The Father Christmas Letters

by Vicky on December 7, 2010

Last week Page Presents featured a puppet show based on the 1976 edition of J.R.R. Tolkien’s Father Christmas Letters.  I’ve owned a copy of this for a long time, and I love it.  I love Tolkien’s paintings and the different styles of calligraphy used by the various characters who contribute to the letters.  I relish his attention to detail, including a number of different stamps and delivery methods for posting from the North Pole.  I especially love the vivid characters who reappear year after year, particularly the North Polar Bear (Karhu), and his irrepressible nephews (Paksu and Valkotukka).

So I cobbled together a story based on several of the letters.

The major parts were played by my Father Christmas doll, my North Polar Bear teddy, and my Cave Bear puppet.  I also created a Goblin puppet riding on a bat.

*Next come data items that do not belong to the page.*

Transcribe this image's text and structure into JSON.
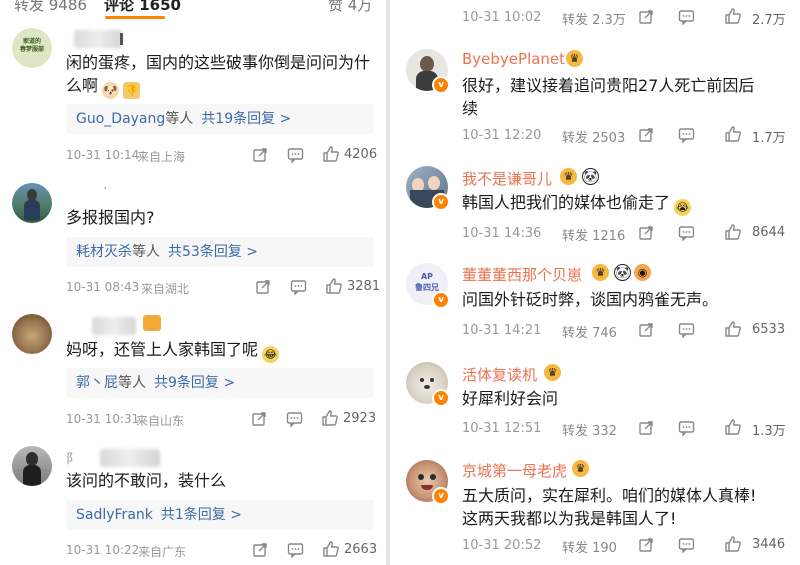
{
  "header": {
    "repost_tab": "转发 9486",
    "comment_tab": "评论 1650",
    "like_tab": "赞 4万"
  },
  "left": {
    "comments": [
      {
        "avatar_text": "家道的\n春梦服部",
        "text_line1": "闲的蛋疼，国内的这些破事你倒是问问为什",
        "text_line2": "么啊",
        "reply_name": "Guo_Dayang",
        "reply_suffix": "等人",
        "reply_count": "共19条回复 >",
        "time": "10-31 10:14",
        "location": "来自上海",
        "likes": "4206"
      },
      {
        "text_line1": "多报报国内?",
        "reply_name": "耗材灭杀",
        "reply_suffix": "等人",
        "reply_count": "共53条回复 >",
        "time": "10-31 08:43",
        "location": "来自湖北",
        "likes": "3281"
      },
      {
        "text_line1": "妈呀，还管上人家韩国了呢",
        "reply_name": "郭丶屁",
        "reply_suffix": "等人",
        "reply_count": "共9条回复 >",
        "time": "10-31 10:31",
        "location": "来自山东",
        "likes": "2923"
      },
      {
        "name_prefix": "阝",
        "text_line1": "该问的不敢问，装什么",
        "reply_name": "SadlyFrank",
        "reply_suffix": "",
        "reply_count": "共1条回复 >",
        "time": "10-31 10:22",
        "location": "来自广东",
        "likes": "2663"
      }
    ]
  },
  "right": {
    "top_row": {
      "time": "10-31 10:02",
      "repost": "转发 2.3万",
      "likes": "2.7万"
    },
    "comments": [
      {
        "username": "ByebyePlanet",
        "text_line1": "很好，建议接着追问贵阳27人死亡前因后",
        "text_line2": "续",
        "time": "10-31 12:20",
        "repost": "转发 2503",
        "likes": "1.7万"
      },
      {
        "username": "我不是谦哥儿",
        "text_line1": "韩国人把我们的媒体也偷走了",
        "time": "10-31 14:36",
        "repost": "转发 1216",
        "likes": "8644"
      },
      {
        "username": "董董董西那个贝崽",
        "avatar_text": "AP\n鲁四兄",
        "text_line1": "问国外针砭时弊，谈国内鸦雀无声。",
        "time": "10-31 14:21",
        "repost": "转发 746",
        "likes": "6533"
      },
      {
        "username": "活体复读机",
        "text_line1": "好犀利好会问",
        "time": "10-31 12:51",
        "repost": "转发 332",
        "likes": "1.3万"
      },
      {
        "username": "京城第一母老虎",
        "text_line1": "五大质问，实在犀利。咱们的媒体人真棒!",
        "text_line2": "这两天我都以为我是韩国人了!",
        "time": "10-31 20:52",
        "repost": "转发 190",
        "likes": "3446"
      }
    ]
  }
}
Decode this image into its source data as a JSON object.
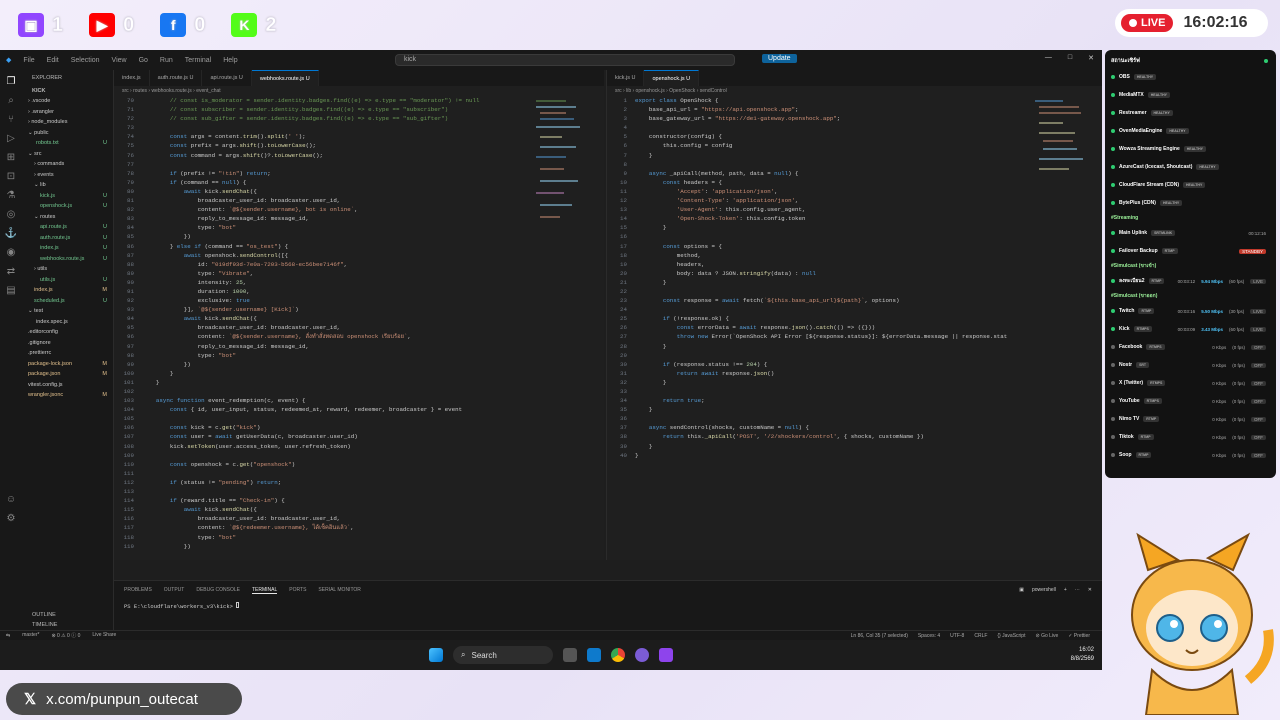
{
  "social": [
    {
      "name": "twitch-icon",
      "count": "1",
      "color": "#9146ff",
      "glyph": "▣"
    },
    {
      "name": "youtube-icon",
      "count": "0",
      "color": "#ff0000",
      "glyph": "▶"
    },
    {
      "name": "facebook-icon",
      "count": "0",
      "color": "#1877f2",
      "glyph": "f"
    },
    {
      "name": "kick-icon",
      "count": "2",
      "color": "#53fc18",
      "glyph": "K"
    }
  ],
  "live": {
    "label": "LIVE",
    "time": "16:02:16"
  },
  "titlebar": {
    "menus": [
      "File",
      "Edit",
      "Selection",
      "View",
      "Go",
      "Run",
      "Terminal",
      "Help"
    ],
    "command": "kick",
    "update": "Update"
  },
  "explorer": {
    "title": "EXPLORER",
    "root": "KICK",
    "items": [
      {
        "label": "› .vscode",
        "indent": 6,
        "status": ""
      },
      {
        "label": "› .wrangler",
        "indent": 6,
        "status": ""
      },
      {
        "label": "› node_modules",
        "indent": 6,
        "status": ""
      },
      {
        "label": "⌄ public",
        "indent": 6,
        "status": ""
      },
      {
        "label": "robots.txt",
        "indent": 14,
        "status": "U"
      },
      {
        "label": "⌄ src",
        "indent": 6,
        "status": ""
      },
      {
        "label": "› commands",
        "indent": 12,
        "status": ""
      },
      {
        "label": "› events",
        "indent": 12,
        "status": ""
      },
      {
        "label": "⌄ lib",
        "indent": 12,
        "status": ""
      },
      {
        "label": "kick.js",
        "indent": 18,
        "status": "U"
      },
      {
        "label": "openshock.js",
        "indent": 18,
        "status": "U"
      },
      {
        "label": "⌄ routes",
        "indent": 12,
        "status": ""
      },
      {
        "label": "api.route.js",
        "indent": 18,
        "status": "U"
      },
      {
        "label": "auth.route.js",
        "indent": 18,
        "status": "U"
      },
      {
        "label": "index.js",
        "indent": 18,
        "status": "U"
      },
      {
        "label": "webhooks.route.js",
        "indent": 18,
        "status": "U"
      },
      {
        "label": "› utils",
        "indent": 12,
        "status": ""
      },
      {
        "label": "utils.js",
        "indent": 18,
        "status": "U"
      },
      {
        "label": "index.js",
        "indent": 12,
        "status": "M"
      },
      {
        "label": "scheduled.js",
        "indent": 12,
        "status": "U"
      },
      {
        "label": "⌄ test",
        "indent": 6,
        "status": ""
      },
      {
        "label": "index.spec.js",
        "indent": 14,
        "status": ""
      },
      {
        "label": ".editorconfig",
        "indent": 6,
        "status": ""
      },
      {
        "label": ".gitignore",
        "indent": 6,
        "status": ""
      },
      {
        "label": ".prettierrc",
        "indent": 6,
        "status": ""
      },
      {
        "label": "package-lock.json",
        "indent": 6,
        "status": "M"
      },
      {
        "label": "package.json",
        "indent": 6,
        "status": "M"
      },
      {
        "label": "vitest.config.js",
        "indent": 6,
        "status": ""
      },
      {
        "label": "wrangler.jsonc",
        "indent": 6,
        "status": "M"
      }
    ],
    "outline": "OUTLINE",
    "timeline": "TIMELINE"
  },
  "editor_left": {
    "tabs": [
      "index.js",
      "auth.route.js U",
      "api.route.js U",
      "webhooks.route.js U"
    ],
    "breadcrumb": "src › routes › webhooks.route.js › event_chat",
    "lines": [
      [
        "70",
        "        // const is_moderator = sender.identity.badges.find((e) => e.type == \"moderator\") != null"
      ],
      [
        "71",
        "        // const subscriber = sender.identity.badges.find((e) => e.type == \"subscriber\")"
      ],
      [
        "72",
        "        // const sub_gifter = sender.identity.badges.find((e) => e.type == \"sub_gifter\")"
      ],
      [
        "73",
        ""
      ],
      [
        "74",
        "        const args = content.trim().split(' ');"
      ],
      [
        "75",
        "        const prefix = args.shift().toLowerCase();"
      ],
      [
        "76",
        "        const command = args.shift()?.toLowerCase();"
      ],
      [
        "77",
        ""
      ],
      [
        "78",
        "        if (prefix != \"!tin\") return;"
      ],
      [
        "79",
        "        if (command == null) {"
      ],
      [
        "80",
        "            await kick.sendChat({"
      ],
      [
        "81",
        "                broadcaster_user_id: broadcaster.user_id,"
      ],
      [
        "82",
        "                content: `@${sender.username}, bot is online`,"
      ],
      [
        "83",
        "                reply_to_message_id: message_id,"
      ],
      [
        "84",
        "                type: \"bot\""
      ],
      [
        "85",
        "            })"
      ],
      [
        "86",
        "        } else if (command == \"os_test\") {"
      ],
      [
        "87",
        "            await openshock.sendControl([{"
      ],
      [
        "88",
        "                id: \"019df93d-7e0a-7203-b568-ec56bee7146f\","
      ],
      [
        "89",
        "                type: \"Vibrate\","
      ],
      [
        "90",
        "                intensity: 25,"
      ],
      [
        "91",
        "                duration: 1000,"
      ],
      [
        "92",
        "                exclusive: true"
      ],
      [
        "93",
        "            }], `@${sender.username} [Kick]`)"
      ],
      [
        "94",
        "            await kick.sendChat({"
      ],
      [
        "95",
        "                broadcaster_user_id: broadcaster.user_id,"
      ],
      [
        "96",
        "                content: `@${sender.username}, สั่งทำสั่งทดสอบ openshock เรียบร้อย`,"
      ],
      [
        "97",
        "                reply_to_message_id: message_id,"
      ],
      [
        "98",
        "                type: \"bot\""
      ],
      [
        "99",
        "            })"
      ],
      [
        "100",
        "        }"
      ],
      [
        "101",
        "    }"
      ],
      [
        "102",
        ""
      ],
      [
        "103",
        "    async function event_redemption(c, event) {"
      ],
      [
        "104",
        "        const { id, user_input, status, redeemed_at, reward, redeemer, broadcaster } = event"
      ],
      [
        "105",
        ""
      ],
      [
        "106",
        "        const kick = c.get(\"kick\")"
      ],
      [
        "107",
        "        const user = await getUserData(c, broadcaster.user_id)"
      ],
      [
        "108",
        "        kick.setToken(user.access_token, user.refresh_token)"
      ],
      [
        "109",
        ""
      ],
      [
        "110",
        "        const openshock = c.get(\"openshock\")"
      ],
      [
        "111",
        ""
      ],
      [
        "112",
        "        if (status != \"pending\") return;"
      ],
      [
        "113",
        ""
      ],
      [
        "114",
        "        if (reward.title == \"Check-in\") {"
      ],
      [
        "115",
        "            await kick.sendChat({"
      ],
      [
        "116",
        "                broadcaster_user_id: broadcaster.user_id,"
      ],
      [
        "117",
        "                content: `@${redeemer.username}, ได้เช็คอินแล้ว`,"
      ],
      [
        "118",
        "                type: \"bot\""
      ],
      [
        "119",
        "            })"
      ]
    ]
  },
  "editor_right": {
    "tabs": [
      "kick.js U",
      "openshock.js U"
    ],
    "breadcrumb": "src › lib › openshock.js › OpenShock › sendControl",
    "lines": [
      [
        "1",
        "export class OpenShock {"
      ],
      [
        "2",
        "    base_api_url = \"https://api.openshock.app\";"
      ],
      [
        "3",
        "    base_gateway_url = \"https://de1-gateway.openshock.app\";"
      ],
      [
        "4",
        ""
      ],
      [
        "5",
        "    constructor(config) {"
      ],
      [
        "6",
        "        this.config = config"
      ],
      [
        "7",
        "    }"
      ],
      [
        "8",
        ""
      ],
      [
        "9",
        "    async _apiCall(method, path, data = null) {"
      ],
      [
        "10",
        "        const headers = {"
      ],
      [
        "11",
        "            'Accept': 'application/json',"
      ],
      [
        "12",
        "            'Content-Type': 'application/json',"
      ],
      [
        "13",
        "            'User-Agent': this.config.user_agent,"
      ],
      [
        "14",
        "            'Open-Shock-Token': this.config.token"
      ],
      [
        "15",
        "        }"
      ],
      [
        "16",
        ""
      ],
      [
        "17",
        "        const options = {"
      ],
      [
        "18",
        "            method,"
      ],
      [
        "19",
        "            headers,"
      ],
      [
        "20",
        "            body: data ? JSON.stringify(data) : null"
      ],
      [
        "21",
        "        }"
      ],
      [
        "22",
        ""
      ],
      [
        "23",
        "        const response = await fetch(`${this.base_api_url}${path}`, options)"
      ],
      [
        "24",
        ""
      ],
      [
        "25",
        "        if (!response.ok) {"
      ],
      [
        "26",
        "            const errorData = await response.json().catch(() => ({}))"
      ],
      [
        "27",
        "            throw new Error(`OpenShock API Error [${response.status}]: ${errorData.message || response.stat"
      ],
      [
        "28",
        "        }"
      ],
      [
        "29",
        ""
      ],
      [
        "30",
        "        if (response.status !== 204) {"
      ],
      [
        "31",
        "            return await response.json()"
      ],
      [
        "32",
        "        }"
      ],
      [
        "33",
        ""
      ],
      [
        "34",
        "        return true;"
      ],
      [
        "35",
        "    }"
      ],
      [
        "36",
        ""
      ],
      [
        "37",
        "    async sendControl(shocks, customName = null) {"
      ],
      [
        "38",
        "        return this._apiCall('POST', '/2/shockers/control', { shocks, customName })"
      ],
      [
        "39",
        "    }"
      ],
      [
        "40",
        "}"
      ]
    ]
  },
  "panel": {
    "tabs": [
      "PROBLEMS",
      "OUTPUT",
      "DEBUG CONSOLE",
      "TERMINAL",
      "PORTS",
      "SERIAL MONITOR"
    ],
    "prompt": "PS E:\\cloudflare\\workers_v3\\kick> ",
    "shell": "powershell"
  },
  "statusbar": {
    "left": [
      "master*",
      "⊗ 0 ⚠ 0 ⓘ 0",
      "Live Share"
    ],
    "right": [
      "Ln 86, Col 35 (7 selected)",
      "Spaces: 4",
      "UTF-8",
      "CRLF",
      "{} JavaScript",
      "⊘ Go Live",
      "✓ Prettier"
    ]
  },
  "taskbar": {
    "search": "Search",
    "time": "16:02",
    "date": "8/8/2569"
  },
  "health": {
    "title": "สถานะเซิร์ฟ",
    "services": [
      {
        "name": "OBS",
        "tag": "HEALTHY"
      },
      {
        "name": "MediaMTX",
        "tag": "HEALTHY"
      },
      {
        "name": "Restreamer",
        "tag": "HEALTHY"
      },
      {
        "name": "OvenMediaEngine",
        "tag": "HEALTHY"
      },
      {
        "name": "Wowza Streaming Engine",
        "tag": "HEALTHY"
      },
      {
        "name": "AzureCast (Icecast, Shoutcast)",
        "tag": "HEALTHY"
      },
      {
        "name": "CloudFlare Stream (CDN)",
        "tag": "HEALTHY"
      },
      {
        "name": "BytePlus (CDN)",
        "tag": "HEALTHY"
      }
    ],
    "streaming_title": "#Streaming",
    "streaming": [
      {
        "name": "Main Uplink",
        "tag": "SRTMLINK",
        "time": "00:12:16",
        "rate": "",
        "fps": "",
        "state": ""
      },
      {
        "name": "Failover Backup",
        "tag": "RTMP",
        "time": "",
        "rate": "",
        "fps": "",
        "state": "STANDBY"
      }
    ],
    "simulcast1_title": "#Simulcast (ขาเข้า)",
    "simulcast1": [
      {
        "name": "ลงทะเบียน2",
        "tag": "RTMP",
        "time": "00:03:12",
        "rate": "5.94 Mbps",
        "fps": "(60 fps)",
        "state": "LIVE"
      }
    ],
    "simulcast2_title": "#Simulcast (ขาออก)",
    "simulcast2": [
      {
        "name": "Twitch",
        "tag": "RTMP",
        "time": "00:03:16",
        "rate": "5.50 Mbps",
        "fps": "(30 fps)",
        "state": "LIVE",
        "on": true
      },
      {
        "name": "Kick",
        "tag": "RTMPS",
        "time": "00:03:09",
        "rate": "3.43 Mbps",
        "fps": "(60 fps)",
        "state": "LIVE",
        "on": true
      },
      {
        "name": "Facebook",
        "tag": "RTMPS",
        "time": "",
        "rate": "0 Kbps",
        "fps": "(0 fps)",
        "state": "OFF",
        "on": false
      },
      {
        "name": "Nostr",
        "tag": "SRT",
        "time": "",
        "rate": "0 Kbps",
        "fps": "(0 fps)",
        "state": "OFF",
        "on": false
      },
      {
        "name": "X (Twitter)",
        "tag": "RTMPS",
        "time": "",
        "rate": "0 Kbps",
        "fps": "(0 fps)",
        "state": "OFF",
        "on": false
      },
      {
        "name": "YouTube",
        "tag": "RTMPS",
        "time": "",
        "rate": "0 Kbps",
        "fps": "(0 fps)",
        "state": "OFF",
        "on": false
      },
      {
        "name": "Nimo TV",
        "tag": "RTMP",
        "time": "",
        "rate": "0 Kbps",
        "fps": "(0 fps)",
        "state": "OFF",
        "on": false
      },
      {
        "name": "Tiktok",
        "tag": "RTMP",
        "time": "",
        "rate": "0 Kbps",
        "fps": "(0 fps)",
        "state": "OFF",
        "on": false
      },
      {
        "name": "Soop",
        "tag": "RTMP",
        "time": "",
        "rate": "0 Kbps",
        "fps": "(0 fps)",
        "state": "OFF",
        "on": false
      }
    ]
  },
  "handle": "x.com/punpun_outecat"
}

I re-used the same backdrop that has recently been a church (King 0′ the Cats), a library (Library Lion), and a dollhouse (The Two Bad Mice).  I made color copies of three illustrations from the book, and added a frosting of snow to the roof, and the set became Father Christmas’s splendid new home at the North Pole (built after the North Polar Bear climbed the North Pole to retrieve his cap, causing the pole to break and crash through the roof of Father Christmas’s original home, where it proceeded to melt and flood everything).

Reading between the lines, the Father Christmas letters seem designed to explain any problems pertaining to Christmas presents, including delays, mix-ups, breakage, scarcity, and any other conceivable mishap.

Which is actually quite a stroke of genius!

The North Polar Bear is frequently involved, directly or indirectly, in the chaos and mayhem that Father Christmas has to cope with every year.  In later years, depredations by goblins  account for an increasing number of problems.

After the puppet show, we made North Polar Bear masks from paper plates, as well as Polar Bear paper dolls.